A routing capacity problem took down the server for almost two hours

Sep 2, 2009 06:58 GMT  ·  By

Google has some of the most reliable services online, but even those aren't perfect and, when they fail, everybody knows. A Gmail outage that lasted about 100 minutes was the talk of the Internet yesterday, affecting millions of users. Google engineers managed to get the service back up eventually and everything is back to normal now. The problem was caused, as it is usually the case, by several issues that “worked” together overloading some servers in a cascade effect bringing the whole service down.

“Gmail's web interface had a widespread outage earlier today, lasting about 100 minutes. We know how many people rely on Gmail for personal and professional communications, and we take it very seriously when there's a problem with the service,” Ben Treynor, VP of engineering and site reliability czar, wrote. “Thus, right up front, I'd like to apologize to all of you — today's outage was a Big Deal, and we're treating it as such.

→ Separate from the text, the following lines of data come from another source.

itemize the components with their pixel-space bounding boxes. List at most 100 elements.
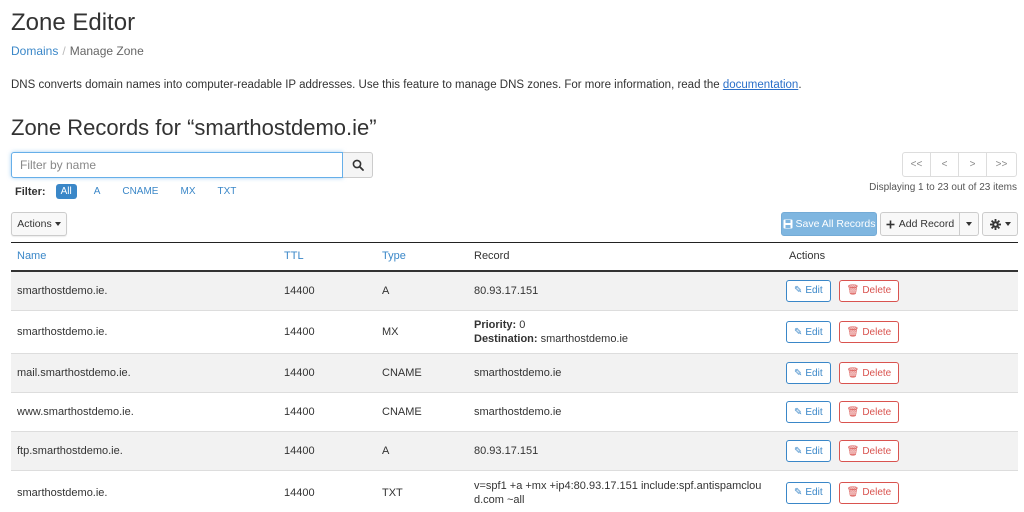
settings-dropdown-button[interactable]: [982, 212, 1018, 236]
priority-label: Priority:: [474, 319, 517, 331]
record-value: 80.93.17.151: [468, 431, 780, 471]
page-title: Zone Editor: [11, 9, 136, 36]
filter-txt[interactable]: TXT: [212, 184, 241, 199]
record-name: smarthostdemo.ie.: [11, 310, 278, 354]
zone-records-table: Name TTL Type Record Actions smarthostde…: [11, 242, 1018, 512]
table-header-row: Name TTL Type Record Actions: [11, 242, 1018, 272]
record-name: mail.smarthostdemo.ie.: [11, 353, 278, 393]
delete-button[interactable]: 🗑 Delete: [838, 440, 900, 462]
search-group: [11, 152, 373, 178]
record-ttl: 14400: [278, 431, 376, 471]
pager-prev-button[interactable]: <: [930, 152, 959, 177]
caret-down-icon: [1004, 222, 1011, 226]
gear-icon: [989, 218, 1001, 230]
record-type: CNAME: [376, 392, 468, 432]
breadcrumb-domains-link[interactable]: Domains: [11, 44, 58, 58]
delete-button[interactable]: 🗑 Delete: [838, 279, 900, 302]
record-value: smarthostdemo.ie: [468, 392, 780, 432]
trash-icon: 🗑: [846, 445, 860, 457]
add-record-button[interactable]: Add Record: [880, 212, 960, 236]
pager-last-button[interactable]: >>: [986, 152, 1017, 177]
delete-label: Delete: [862, 367, 892, 379]
breadcrumb: Domains / Manage Zone: [11, 44, 144, 58]
record-value: 80.93.17.151: [468, 270, 780, 311]
record-value: smarthostdemo.ie: [468, 353, 780, 393]
column-header-actions: Actions: [780, 242, 1018, 272]
priority-value: 0: [519, 319, 526, 331]
txt-record-line-2: d.com ~all: [474, 493, 525, 506]
trash-icon: 🗑: [846, 487, 860, 498]
destination-label: Destination:: [474, 333, 538, 345]
breadcrumb-separator: /: [62, 44, 66, 58]
pencil-icon: ✎: [794, 445, 803, 457]
edit-button[interactable]: ✎ Edit: [786, 440, 831, 462]
filter-all[interactable]: All: [55, 184, 77, 199]
pencil-icon: ✎: [794, 487, 803, 498]
record-name: www.smarthostdemo.ie.: [11, 392, 278, 432]
record-actions: ✎ Edit 🗑 Delete: [780, 431, 1018, 471]
save-all-records-button[interactable]: Save All Records: [781, 212, 877, 236]
edit-label: Edit: [805, 487, 823, 498]
plus-icon: [886, 220, 895, 228]
edit-button[interactable]: ✎ Edit: [786, 279, 831, 302]
record-name: smarthostdemo.ie.: [11, 470, 278, 512]
edit-label: Edit: [805, 406, 823, 418]
filter-a[interactable]: A: [89, 184, 106, 199]
table-row: mail.smarthostdemo.ie. 14400 CNAME smart…: [11, 353, 1018, 393]
intro-text: DNS converts domain names into computer-…: [11, 79, 802, 91]
edit-button[interactable]: ✎ Edit: [786, 401, 831, 423]
edit-label: Edit: [805, 445, 823, 457]
delete-label: Delete: [862, 445, 892, 457]
intro-suffix: .: [798, 79, 802, 91]
delete-label: Delete: [862, 285, 892, 297]
documentation-link[interactable]: documentation: [723, 79, 798, 91]
filter-cname[interactable]: CNAME: [117, 184, 163, 199]
add-record-label: Add Record: [898, 218, 955, 230]
pencil-icon: ✎: [794, 326, 803, 338]
trash-icon: 🗑: [846, 367, 860, 379]
edit-label: Edit: [805, 367, 823, 379]
actions-dropdown-button[interactable]: Actions: [11, 212, 67, 236]
column-header-ttl[interactable]: TTL: [278, 242, 376, 272]
record-ttl: 14400: [278, 310, 376, 354]
section-title: Zone Records for “smarthostdemo.ie”: [11, 115, 377, 140]
save-all-records-label: Save All Records: [795, 218, 876, 230]
filter-by-name-input[interactable]: [11, 152, 343, 178]
save-icon: [783, 219, 793, 229]
table-row: smarthostdemo.ie. 14400 A 80.93.17.151 ✎…: [11, 270, 1018, 311]
record-ttl: 14400: [278, 270, 376, 311]
delete-button[interactable]: 🗑 Delete: [838, 321, 900, 343]
delete-label: Delete: [862, 406, 892, 418]
filter-label: Filter:: [15, 185, 46, 198]
record-name: smarthostdemo.ie.: [11, 270, 278, 311]
caret-down-icon: [966, 222, 972, 226]
search-button[interactable]: [343, 152, 373, 178]
record-type: MX: [376, 310, 468, 354]
record-actions: ✎ Edit 🗑 Delete: [780, 310, 1018, 354]
delete-button[interactable]: 🗑 Delete: [838, 481, 900, 504]
add-record-dropdown-toggle[interactable]: [959, 212, 979, 236]
column-header-type[interactable]: Type: [376, 242, 468, 272]
edit-button[interactable]: ✎ Edit: [786, 481, 831, 504]
record-value: Priority: 0 Destination: smarthostdemo.i…: [468, 310, 780, 354]
record-actions: ✎ Edit 🗑 Delete: [780, 270, 1018, 311]
delete-label: Delete: [862, 326, 892, 338]
delete-button[interactable]: 🗑 Delete: [838, 362, 900, 384]
filter-row: Filter: All A CNAME MX TXT: [15, 184, 247, 199]
edit-button[interactable]: ✎ Edit: [786, 362, 831, 384]
pencil-icon: ✎: [794, 367, 803, 379]
record-type: A: [376, 431, 468, 471]
record-ttl: 14400: [278, 470, 376, 512]
destination-value: smarthostdemo.ie: [540, 333, 629, 345]
filter-mx[interactable]: MX: [175, 184, 200, 199]
trash-icon: 🗑: [846, 326, 860, 338]
pager-next-button[interactable]: >: [958, 152, 987, 177]
pager-status: Displaying 1 to 23 out of 23 items: [869, 182, 1017, 193]
edit-button[interactable]: ✎ Edit: [786, 321, 831, 343]
pager-first-button[interactable]: <<: [902, 152, 931, 177]
column-header-name[interactable]: Name: [11, 242, 278, 272]
table-row: smarthostdemo.ie. 14400 MX Priority: 0 D…: [11, 310, 1018, 354]
record-type: TXT: [376, 470, 468, 512]
record-name: ftp.smarthostdemo.ie.: [11, 431, 278, 471]
delete-button[interactable]: 🗑 Delete: [838, 401, 900, 423]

We've already thoroughly investigated what happened, and we're currently compiling a list of things we intend to fix or improve as a result of the investigation.”

The outage started in a rather innocuous way, when a small number of Gmail servers was taken offline for maintenance. This happens regularly at Google, and at any other large company for that matter, and users would normally be unaware of it. However, some recent changes made to the system caused an unexpected amount of traffic for the request routers, the servers that redirect traffic to the appropriate Gmail server. This created a cascading effect, as, once a router became overwhelmed, it diverted traffic to another server, which, in turn, would also become overloaded.

In a matter of minutes, all of the available capacity allocated for Gmail was used up and users couldn't access the web client. They could still access their mail through IMAP/POP, as this didn't employ the same routers as normal requests. Google engineers handled the problem by bringing in additional request routers from Google's massive infrastructure capabilities and Gmail eventually became accessible again. Google says it has learned a lot from this outage and plans to upgrade the routing capacity and also to implement several changes to the way it currently handles requests and high loads. But, even with the outage, Gmail remains one of the most reliable services, at least in the consumer sector, with a 99.9-percent availability.